Wenn ein Kunde anruft, probieren wir im Großteil der Fälle, uns per Remote Verbindung auf den jeweiligen PC zu schalten, heißt wir haben die volle Kontrolle über den PC. Diese Sache ist EXTREM hilfreich und verkürzt die Bearbeitungszeit eines Anrufs deutlich. Diese Verbindung wird über das Internet realisiert.

Oftmals bekommt man Anrufe, bei denen nicht unbedingt unsere Software ein Problem darstellt. Aber irgendwie scheint die Nummer unserer Hotline allgemein als PC Service angesehen zu werden, man hat ja auch schließlich für bezahlt. Warum man nicht lieber Microsoft, Adobe, Pinnacle oder die NSA anruft und um Hilfe für das spezifische Programm des jeweiligen Herstellers zu bekommen, erschließt sich mir nicht ganz.
Wie auch immer, ich habe mich auf den PC geschaltet und sehe keinerlei Probleme mit Webroot, das hat sich so wohl gefühlt wie das Bier im Kühlschrank. Ich frage also weiter und bohre immer tiefer in die Verhaltensweisen des Rechners, bis ich zu dem Schluss komme, dass es sich entweder um einen Hardwaredefekt oder einen fehlerhaften Treiber handeln muss. Um ersteres auszuschließen, empfehle ich dem Kunden, sein Windows neu zu installieren. Als von ihm die Frage kam, ob ich das nicht machen könne, war es erstmal kurz still.

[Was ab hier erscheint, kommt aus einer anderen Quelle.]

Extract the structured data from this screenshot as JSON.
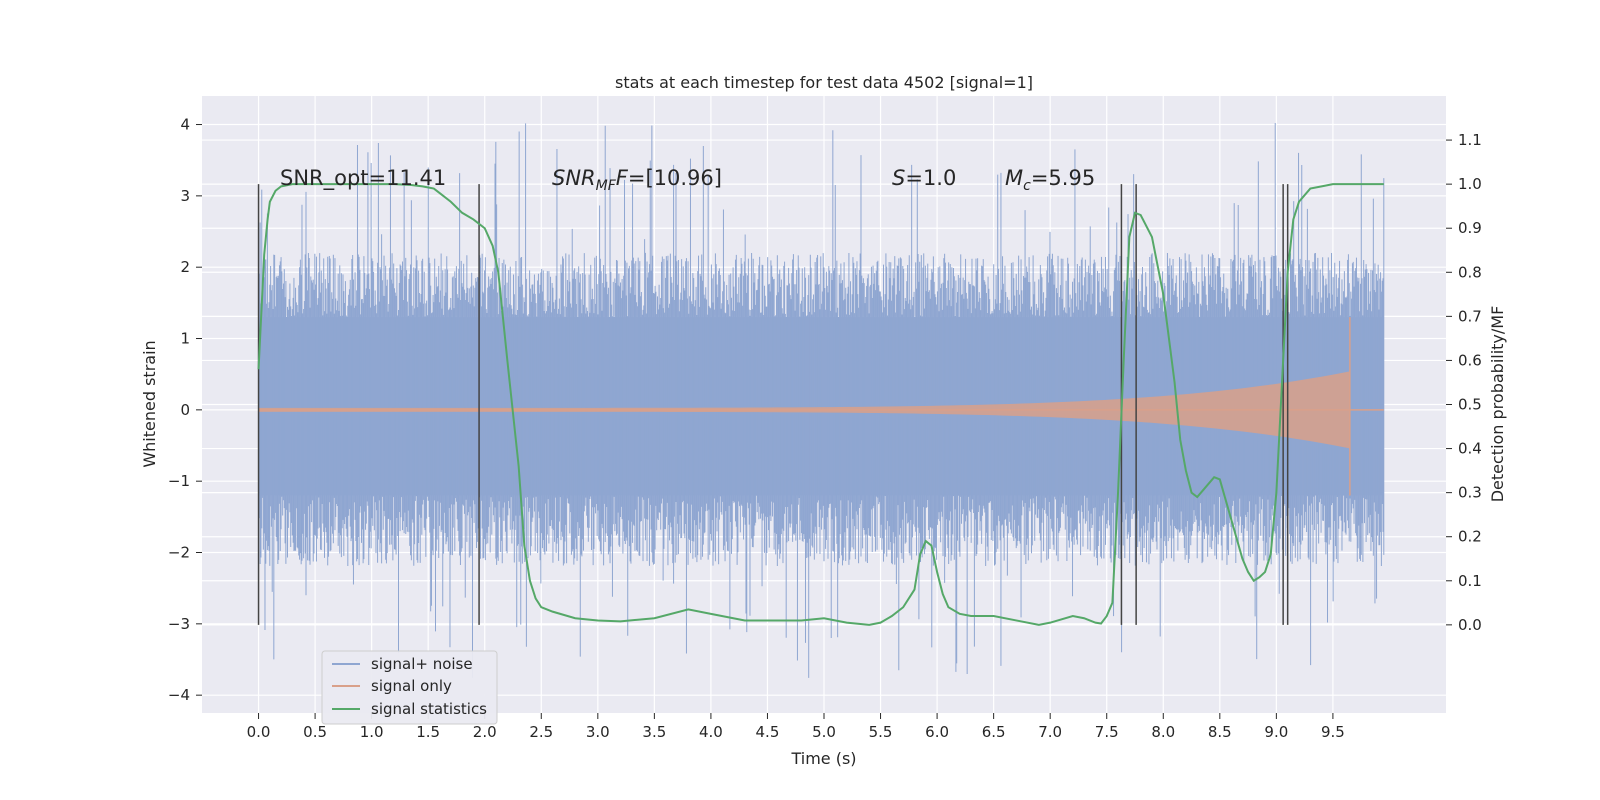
{
  "chart_data": {
    "type": "line",
    "title": "stats at each timestep for test data 4502 [signal=1]",
    "xlabel": "Time (s)",
    "ylabel": "Whitened strain",
    "ylabel_right": "Detection probability/MF",
    "xlim": [
      -0.5,
      10.5
    ],
    "ylim": [
      -4.25,
      4.4
    ],
    "ylim_right": [
      -0.2,
      1.2
    ],
    "x_ticks": [
      "0.0",
      "0.5",
      "1.0",
      "1.5",
      "2.0",
      "2.5",
      "3.0",
      "3.5",
      "4.0",
      "4.5",
      "5.0",
      "5.5",
      "6.0",
      "6.5",
      "7.0",
      "7.5",
      "8.0",
      "8.5",
      "9.0",
      "9.5"
    ],
    "y_ticks": [
      "−4",
      "−3",
      "−2",
      "−1",
      "0",
      "1",
      "2",
      "3",
      "4"
    ],
    "y_right_ticks": [
      "0.0",
      "0.1",
      "0.2",
      "0.3",
      "0.4",
      "0.5",
      "0.6",
      "0.7",
      "0.8",
      "0.9",
      "1.0",
      "1.1"
    ],
    "grid": true,
    "legend_placement": "lower-left",
    "annotations": {
      "snr_opt": "SNR_opt=11.41",
      "snr_mf_main": "SNR",
      "snr_mf_sub": "MF",
      "snr_mf_rest": "=[10.96]",
      "s_main": "S",
      "s_rest": "=1.0",
      "mc_main": "M",
      "mc_sub": "c",
      "mc_rest": "=5.95"
    },
    "series": [
      {
        "name": "signal+ noise",
        "color": "#8fa6d1",
        "description_of_values": "noise band",
        "band_inner": [
          -1.2,
          1.3
        ],
        "band_typical": [
          -2.3,
          2.3
        ],
        "band_extreme": [
          -3.8,
          4.05
        ]
      },
      {
        "name": "signal only",
        "color": "#d9a08a",
        "chirp": {
          "start": 0.0,
          "end": 9.65,
          "start_amplitude": 0.02,
          "end_amplitude": 1.3
        }
      },
      {
        "name": "signal statistics",
        "color": "#55a868",
        "axis": "right",
        "x": [
          0.0,
          0.05,
          0.08,
          0.1,
          0.15,
          0.2,
          0.3,
          0.5,
          0.8,
          1.0,
          1.2,
          1.35,
          1.45,
          1.55,
          1.6,
          1.7,
          1.8,
          1.9,
          2.0,
          2.07,
          2.12,
          2.2,
          2.25,
          2.3,
          2.35,
          2.4,
          2.45,
          2.5,
          2.6,
          2.8,
          3.0,
          3.2,
          3.5,
          3.8,
          4.0,
          4.3,
          4.6,
          4.8,
          5.0,
          5.2,
          5.4,
          5.5,
          5.6,
          5.7,
          5.8,
          5.85,
          5.9,
          5.95,
          6.0,
          6.05,
          6.1,
          6.2,
          6.3,
          6.5,
          6.7,
          6.9,
          7.0,
          7.2,
          7.3,
          7.4,
          7.45,
          7.5,
          7.55,
          7.6,
          7.65,
          7.7,
          7.75,
          7.8,
          7.9,
          8.0,
          8.1,
          8.15,
          8.2,
          8.25,
          8.3,
          8.35,
          8.4,
          8.45,
          8.5,
          8.6,
          8.7,
          8.75,
          8.8,
          8.85,
          8.9,
          8.95,
          9.0,
          9.05,
          9.1,
          9.15,
          9.2,
          9.3,
          9.4,
          9.5,
          9.6,
          9.7,
          9.8,
          9.9,
          9.95
        ],
        "y": [
          0.58,
          0.84,
          0.92,
          0.96,
          0.985,
          0.995,
          1.0,
          1.0,
          1.0,
          1.0,
          1.0,
          0.998,
          0.995,
          0.99,
          0.98,
          0.96,
          0.935,
          0.92,
          0.9,
          0.86,
          0.8,
          0.6,
          0.48,
          0.36,
          0.18,
          0.1,
          0.06,
          0.04,
          0.03,
          0.015,
          0.01,
          0.008,
          0.015,
          0.035,
          0.025,
          0.01,
          0.01,
          0.01,
          0.015,
          0.005,
          0.0,
          0.005,
          0.02,
          0.04,
          0.08,
          0.16,
          0.19,
          0.18,
          0.12,
          0.07,
          0.04,
          0.025,
          0.02,
          0.02,
          0.01,
          0.0,
          0.005,
          0.02,
          0.015,
          0.005,
          0.003,
          0.02,
          0.05,
          0.3,
          0.6,
          0.88,
          0.935,
          0.93,
          0.88,
          0.75,
          0.55,
          0.42,
          0.35,
          0.3,
          0.29,
          0.305,
          0.32,
          0.335,
          0.33,
          0.24,
          0.15,
          0.12,
          0.1,
          0.108,
          0.12,
          0.16,
          0.3,
          0.55,
          0.8,
          0.92,
          0.96,
          0.99,
          0.995,
          1.0,
          1.0,
          1.0,
          1.0,
          1.0,
          1.0
        ]
      }
    ],
    "vertical_markers": [
      0.0,
      1.95,
      7.63,
      7.76,
      9.06,
      9.1
    ]
  }
}
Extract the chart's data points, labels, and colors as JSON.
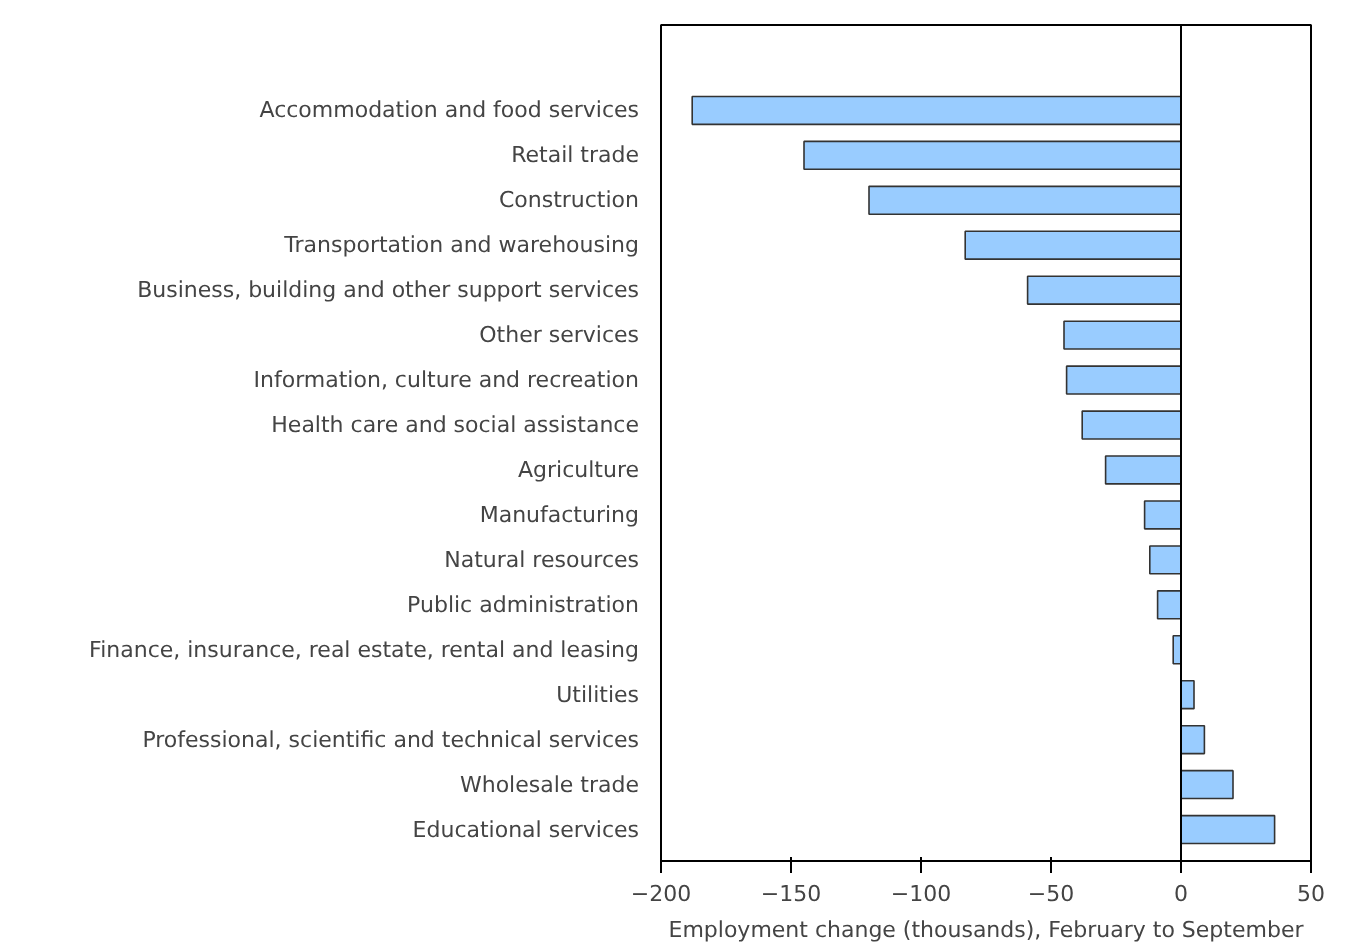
{
  "chart_data": {
    "type": "bar",
    "orientation": "horizontal",
    "xlabel": "Employment change (thousands), February to September",
    "categories": [
      "Accommodation and food services",
      "Retail trade",
      "Construction",
      "Transportation and warehousing",
      "Business, building and other support services",
      "Other services",
      "Information, culture and recreation",
      "Health care and social assistance",
      "Agriculture",
      "Manufacturing",
      "Natural resources",
      "Public administration",
      "Finance, insurance, real estate, rental and leasing",
      "Utilities",
      "Professional, scientific and technical services",
      "Wholesale trade",
      "Educational services"
    ],
    "values": [
      -188,
      -145,
      -120,
      -83,
      -59,
      -45,
      -44,
      -38,
      -29,
      -14,
      -12,
      -9,
      -3,
      5,
      9,
      20,
      36
    ],
    "color": "#99ccff",
    "xlim": [
      -200,
      50
    ],
    "xticks": [
      -200,
      -150,
      -100,
      -50,
      0,
      50
    ],
    "ref_lines": [
      {
        "axis": "x",
        "value": 0,
        "color": "#000000"
      }
    ],
    "grid": false
  }
}
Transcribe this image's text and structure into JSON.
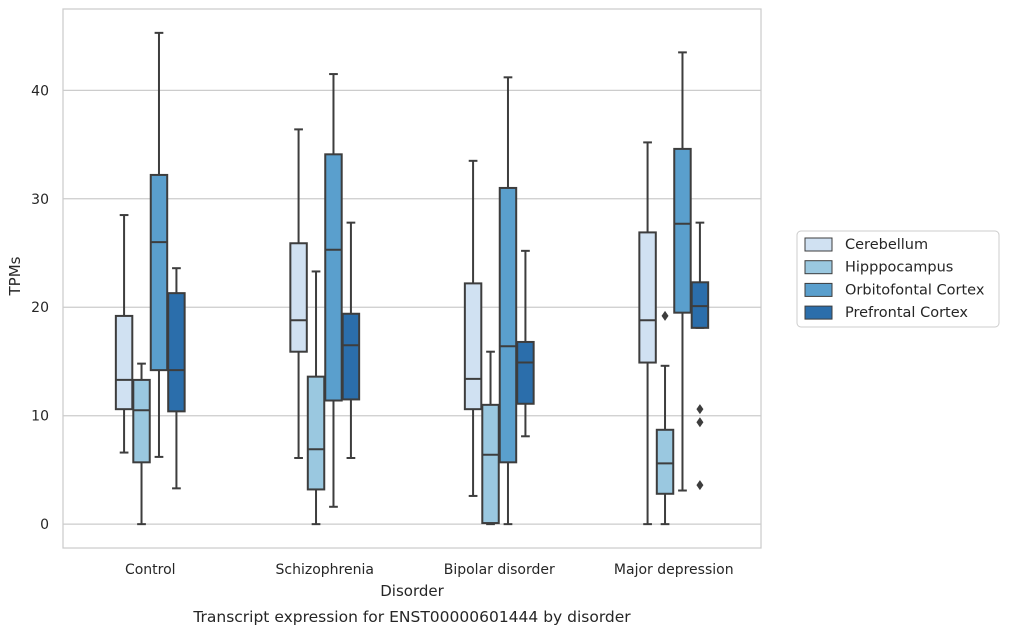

Ganz davon abgesehen, dass ich es technisch nicht realisieren kann, WILL ICH IHM AUCH SEIN VERDAMMTES WINDOWS NICHT INSTALLIEREN, WEIL ICH BEI WEBROOT(!!!) ARBEITE!!!!! Die darauf folgende Frage, ob ich ihm im BIOS nicht seine Grafikkarte deaktivieren könne, hat mich dann schon nicht mehr weiter verwundert. Ich wollte ihm noch anbieten, dass ich in der Zeit des runter- und hochfahrens ja etwas Staub saugen könnte. Resigniert habe ich ihn darauf hingewiesen, dass ich es rein rechtlich nicht darf und habe mir die Erklärung des technisch Unmöglichen erspart.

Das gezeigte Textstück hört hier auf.